In [3]:
import gymnasium as gym
import numpy as np 
env = gym.make("Taxi-v3",render_mode="human")
state_size = env.observation_space.n
action_size= env.action_space.n
#******************table de politique***
policy_table = np.ones((state_size, action_size))/ action_size

value_table = np.zeros(state_size)

print("Premières lignes de policy_table:")
print(policy_table[:5])
print("\nPremières lignes de value_table:")
print(value_table[:5])

Premières lignes de policy_table:
[[0.16666667 0.16666667 0.16666667 0.16666667 0.16666667 0.16666667]
 [0.16666667 0.16666667 0.16666667 0.16666667 0.16666667 0.16666667]
 [0.16666667 0.16666667 0.16666667 0.16666667 0.16666667 0.16666667]
 [0.16666667 0.16666667 0.16666667 0.16666667 0.16666667 0.16666667]
 [0.16666667 0.16666667 0.16666667 0.16666667 0.16666667 0.16666667]]

Premières lignes de value_table:
[0. 0. 0. 0. 0.]


In [None]:
def run_random_agent(env, num_episodes=20):
    for episode in range(num_episodes):
        state = env.reset()
        done = False
        total_reward = 0
        actions = []
        rewards = []
        
        print(f"\nÉpisode {episode + 1}")
        print("-----------------")
        
        while not done:
            action = env.action_space.sample()
            next_state, reward, done, _, _ = env.step(action)
            
            actions.append(action)
            rewards.append(reward)
            total_reward += reward
            state = next_state
        
        print("Actions exécutées:", actions)
        print("Récompenses obtenues:", rewards)
        print("Récompense totale:", total_reward)

run_random_agent(env)


Épisode 1
-----------------


In [7]:
import gymnasium as gym
import numpy as np

env = gym.make("Taxi-v3",render_mode="human")
state_size = env.observation_space.n
action_size = env.action_space.n

policy_table = np.full((state_size, action_size), 1/action_size)  
value_table = np.zeros(state_size)  

gamma = 0.99
lr_policy = 0.1
clip_epsilon = 0.2

def calculate_discounted_rewards(rewards):
    discounted = np.zeros_like(rewards, dtype=np.float32)
    running_add = 0
    for t in reversed(range(len(rewards))):
        running_add = running_add * gamma + rewards[t]
        discounted[t] = running_add
    return discounted

state = env.reset()[0]
done = False
episode_states = []
episode_actions = []
episode_rewards = []

while not done:
    action_probs = policy_table[state] + 1e-8  
    action_probs /= np.sum(action_probs)       
    action = np.random.choice(action_size, p=action_probs)
    
    next_state, reward, done, _, _ = env.step(action)
    
    episode_states.append(state)
    episode_actions.append(action)
    episode_rewards.append(reward)
    state = next_state

discounted_rewards = calculate_discounted_rewards(episode_rewards)
advantages = discounted_rewards - value_table[episode_states]  # At = Rt - V(st)

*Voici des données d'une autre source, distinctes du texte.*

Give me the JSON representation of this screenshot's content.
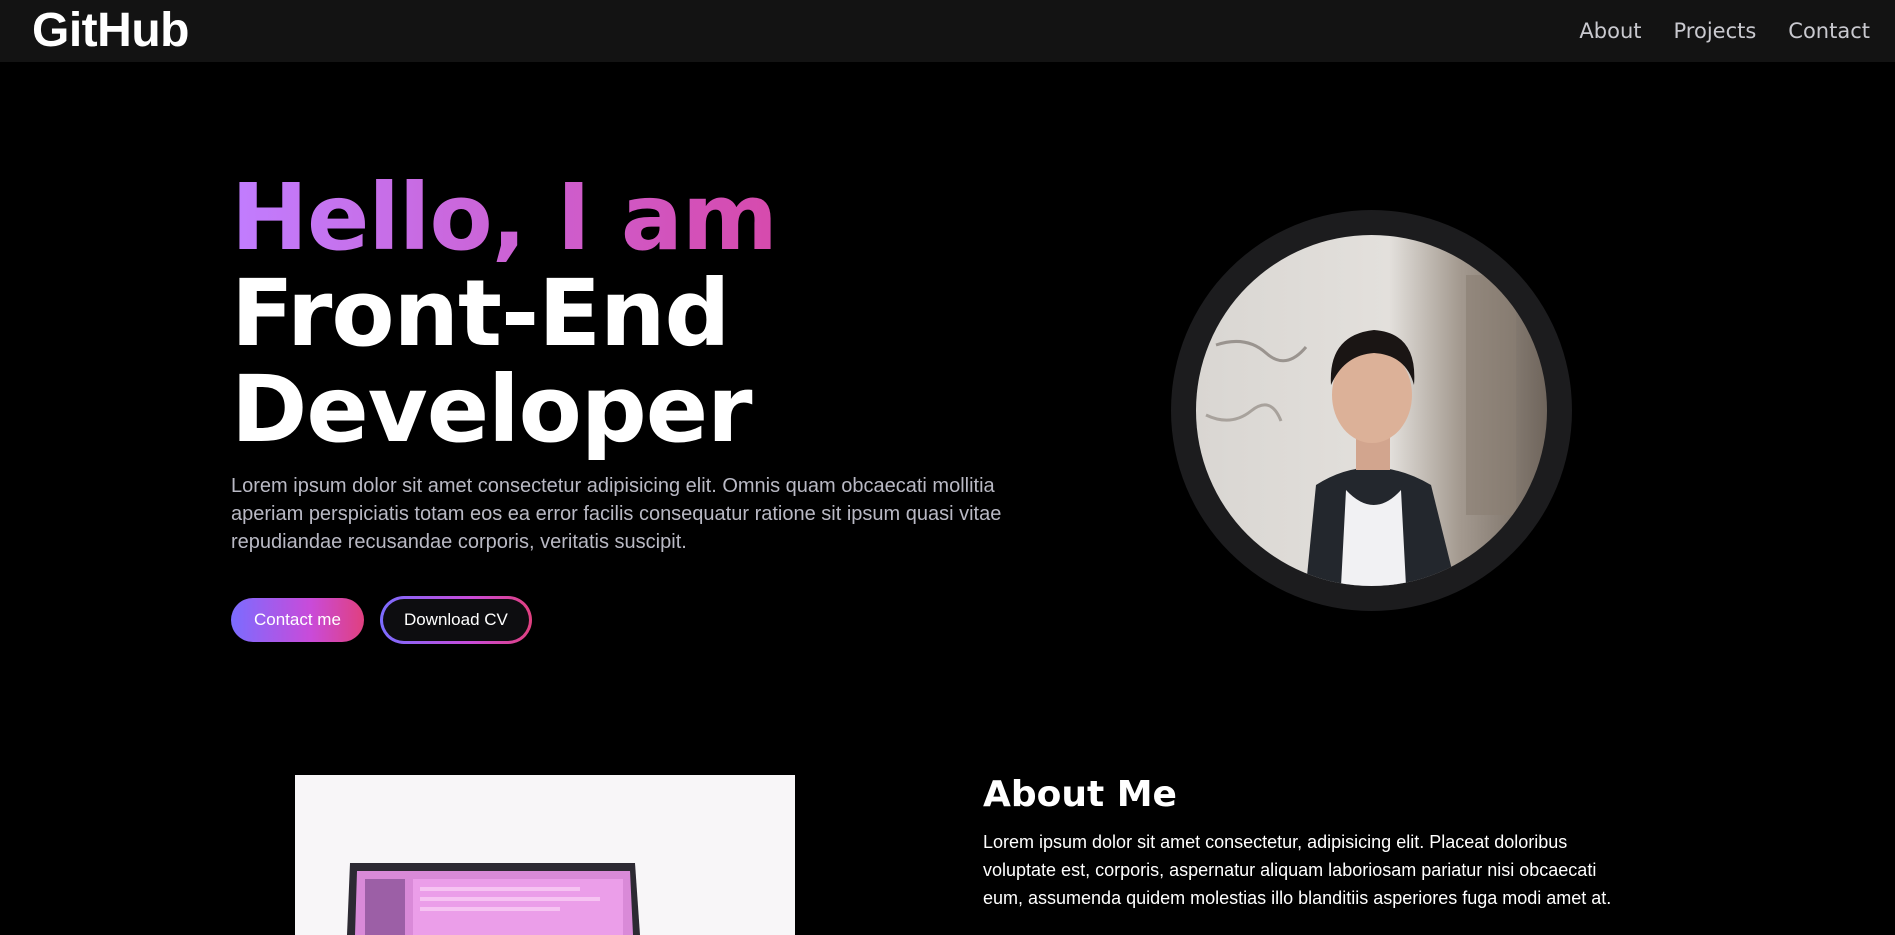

for t in range(len(episode_states)):
    state = episode_states[t]
    action = episode_actions[t]
    
    old_prob = policy_table[state, action]
    ratio = policy_table[state, action] / old_prob
    
    surr1 = ratio * advantages[t]
    surr2 = np.clip(ratio, 1-clip_epsilon, 1+clip_epsilon) * advantages[t]
    policy_loss = -np.minimum(surr1, surr2)
    
    policy_table[state, action] -= lr_policy * policy_loss
    value_table[state] += lr_policy * advantages[t]

print("Mise à jour PPO terminée avec succès!")
print(f"Nombre d'étapes dans l'épisode: {len(episode_states)}")
print(f"Récompense totale: {sum(episode_rewards)}")
print("Exemple de mise à jour - État 0:")
print(f"Ancienne politique: {np.round(policy_table[0], 3)}")
print(f"Nouvelle valeur: {value_table[0]:.3f}")

Mise à jour PPO terminée avec succès!
Nombre d'étapes dans l'épisode: 755
Récompense totale: -3020
Exemple de mise à jour - État 0:
Ancienne politique: [0.167 0.167 0.167 0.167 0.167 0.167]
Nouvelle valeur: 0.000


In [None]:
# Exercice 4 : Évaluation de l'agent après entraînement

num_eval_episodes = 20  
total_rewards = []

print("\nDébut .....")

for ep in range(num_eval_episodes):
    state = env.reset()[0]
    done = False
    episode_reward = 0
    
    while not done:
        action = np.argmax(policy_table[state])
        next_state, reward, done, _, _ = env.step(action)
        episode_reward += reward
        state = next_state
    
    total_rewards.append(episode_reward)
    print(f"Épisode {ep + 1}: Récompense = {episode_reward}")

avg_reward = np.mean(total_rewards)
std_reward = np.std(total_rewards)

print("\nRésultats finaux:")
print(f"Récompense moyenne sur {num_eval_episodes} épisodes: {avg_reward:.2f}")
print(f"Écart-type: {std_reward:.2f}")

plt.figure(figsize=(10, 5))
plt.bar(['Avant entraînement', 'Après entraînement'], 
        [-8, avg_reward],  
        color=['red', 'green'])
plt.title("Comparaison des performances")
plt.ylabel("Récompense moyenne")
plt.show()